Pada bulan Oktober tahun lalu, Papua Ketiga Kongres Rakyat diselenggarakan di Jayapura. Lima ribu orang Papua hadir untuk memiliki suara pada masa depan mereka, dan itu adalah pertemuan damai. Hak untuk berkumpul dan mendiskusikan masa depan mereka dijamin oleh konstitusi Indonesia, namun pertemuan itu terganggu oleh tindakan keras militer. Setidaknya tiga orang tewas. Lima pemimpin ditangkap dan sejak dipenjara selama tiga tahun. Tidak ada kata protes dari pemerintah Australia.

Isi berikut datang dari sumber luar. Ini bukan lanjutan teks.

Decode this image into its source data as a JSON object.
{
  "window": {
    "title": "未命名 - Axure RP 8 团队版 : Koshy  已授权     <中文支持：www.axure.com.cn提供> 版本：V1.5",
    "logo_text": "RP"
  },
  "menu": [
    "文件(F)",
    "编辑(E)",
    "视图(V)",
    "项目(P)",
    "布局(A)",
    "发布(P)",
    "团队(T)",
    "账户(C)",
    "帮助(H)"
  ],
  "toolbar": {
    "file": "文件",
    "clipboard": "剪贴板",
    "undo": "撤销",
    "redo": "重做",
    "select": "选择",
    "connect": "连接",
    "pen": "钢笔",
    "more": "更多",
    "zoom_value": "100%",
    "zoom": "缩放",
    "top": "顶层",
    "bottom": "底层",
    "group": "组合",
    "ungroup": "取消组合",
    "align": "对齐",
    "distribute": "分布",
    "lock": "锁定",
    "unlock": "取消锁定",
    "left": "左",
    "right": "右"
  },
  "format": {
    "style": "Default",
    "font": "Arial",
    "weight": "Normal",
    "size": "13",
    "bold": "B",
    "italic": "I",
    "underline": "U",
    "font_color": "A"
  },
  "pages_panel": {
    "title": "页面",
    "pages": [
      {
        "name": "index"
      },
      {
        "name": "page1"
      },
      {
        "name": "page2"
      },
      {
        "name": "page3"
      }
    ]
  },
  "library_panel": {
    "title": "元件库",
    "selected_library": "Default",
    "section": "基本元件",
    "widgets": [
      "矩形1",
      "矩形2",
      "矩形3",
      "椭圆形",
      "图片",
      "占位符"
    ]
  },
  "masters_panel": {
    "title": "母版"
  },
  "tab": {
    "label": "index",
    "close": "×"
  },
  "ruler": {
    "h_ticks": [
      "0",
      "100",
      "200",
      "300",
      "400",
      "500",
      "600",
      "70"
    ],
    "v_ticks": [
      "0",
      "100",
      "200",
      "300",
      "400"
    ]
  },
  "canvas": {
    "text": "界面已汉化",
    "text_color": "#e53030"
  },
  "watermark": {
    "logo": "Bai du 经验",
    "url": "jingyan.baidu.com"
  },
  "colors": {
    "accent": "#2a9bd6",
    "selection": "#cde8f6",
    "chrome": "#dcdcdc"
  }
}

Sejak itu, situasi telah memburuk. Dalam dua sampai tiga minggu terakhir, telah terjadi penembakan, pembunuhan, dan kekerasan militer di Jayapura. Ada sejumlah serangan terpisah, dengan beberapa orang yang telah ditembak atau ditikam. Akun-akun penyaringan melalui menunjukkan bahwa tidak ada penangkapan telah dibuat. Polisi dan militer menyalahkan separatis Papua, tetapi para pembela HAM di Papua titik jari tepat pada pasukan keamanan Indonesia. Para pelaku kekerasan ini harus diidentifikasi melalui proses yang transparan.
Kami juga telah mendengar laporan dari pasukan keamanan Indonesia menyapu Papua dataran tinggi kota Wamena. Mereka telah menyebabkan setidaknya dua kematian, melukai sedikitnya 11 orang dan membakar sedikitnya 70 rumah. Ini rupanya pembalasan aksi polisi membalas atas pembunuhan salah satu petugas mereka dengan orang Papua. Pembunuhan polisi, bagaimanapun, itu dipicu oleh pembunuhan itu, pada sepeda motornya, seorang anak Papua. Kecuali mereka yang menimbulkan kekerasan harus bertanggung jawab, ini siklus kekerasan akan terus berlanjut dan memburuk.
Kita sekarang telah mendengar berita tentang pemimpin Papua Mako Tabuni ditembak dan dibunuh oleh polisi pada Kamis pekan lalu. Dia berjalan di jalan dekat sebuah kompleks perumahan di pinggiran kota Jayapura. Mako Tabuni adalah wakil KNPB, sebuah kelompok yang menyerukan referendum Papua menentukan nasib sendiri dan suatu gerakan yang secara terbuka mengidentifikasi diri sebagai salah satu damai. Partai Hijau Australia sangat sedih mendengar tentang pembunuhan Mako Tabuni. Kami memperluas belasungkawa kami kepada keluarga Mako Tabuni dan kami mengkonfirmasi solidaritas kami dengan rakyat Papua Barat yang manusia dan hak-hak demokrasi terus dilanggar.
Polisi mengatakan Mako Tabuni menolak penangkapan dan dipersenjatai dengan senjata yang telah diambil dari arrester, namun saksi mata mengatakan bahwa Tabuni, saat ia berjalan dengan sendiri, tiba-tiba dan tak terduga ditembak oleh seorang pria bersenjata di salah satu beberapa mobil di jalan. Pembunuhan Tabuni diminta adegan marah di Jayapura Papua sebagai protes kematiannya. Semua ini telah terjadi sementara banyak orang Papua merana sebagai tahanan politik di penjara-penjara Indonesia, dengan tuduhan makar karena mengibarkan bendera mereka, menyanyikan lagu-lagu tradisional mereka atau mengekspresikan pandangan politik mereka. Salah satu contoh adalah Filep Karma, yang telah di penjara selama lebih dari satu dekade untuk melakukan tidak lebih dari damai memprotes. Saya kembali meminta pemerintah untuk mendesak tetangga indonesian kami untuk mengambil tindakan untuk memastikan bahwa demokrasi dan hak asasi manusia ditegakkan di daerah ini.

Sudah beberapa minggu berdarah di Papua Barat, menambah kengerian yang dialami oleh rakyat Papua Barat selama beberapa dekade pemerintahan Indonesia atas tanah mereka. Australia sekarang menjadi lebih sadar akan kekejaman yang dilakukan di depan pintu mereka. Mereka tahu apa yang terjadi di Timor Timur di bawah pemerintahan Indonesia dan mereka tahu bahwa kita, sebagai bangsa, tidak dapat duduk diam sementara itu terjadi lagi di Papua Barat.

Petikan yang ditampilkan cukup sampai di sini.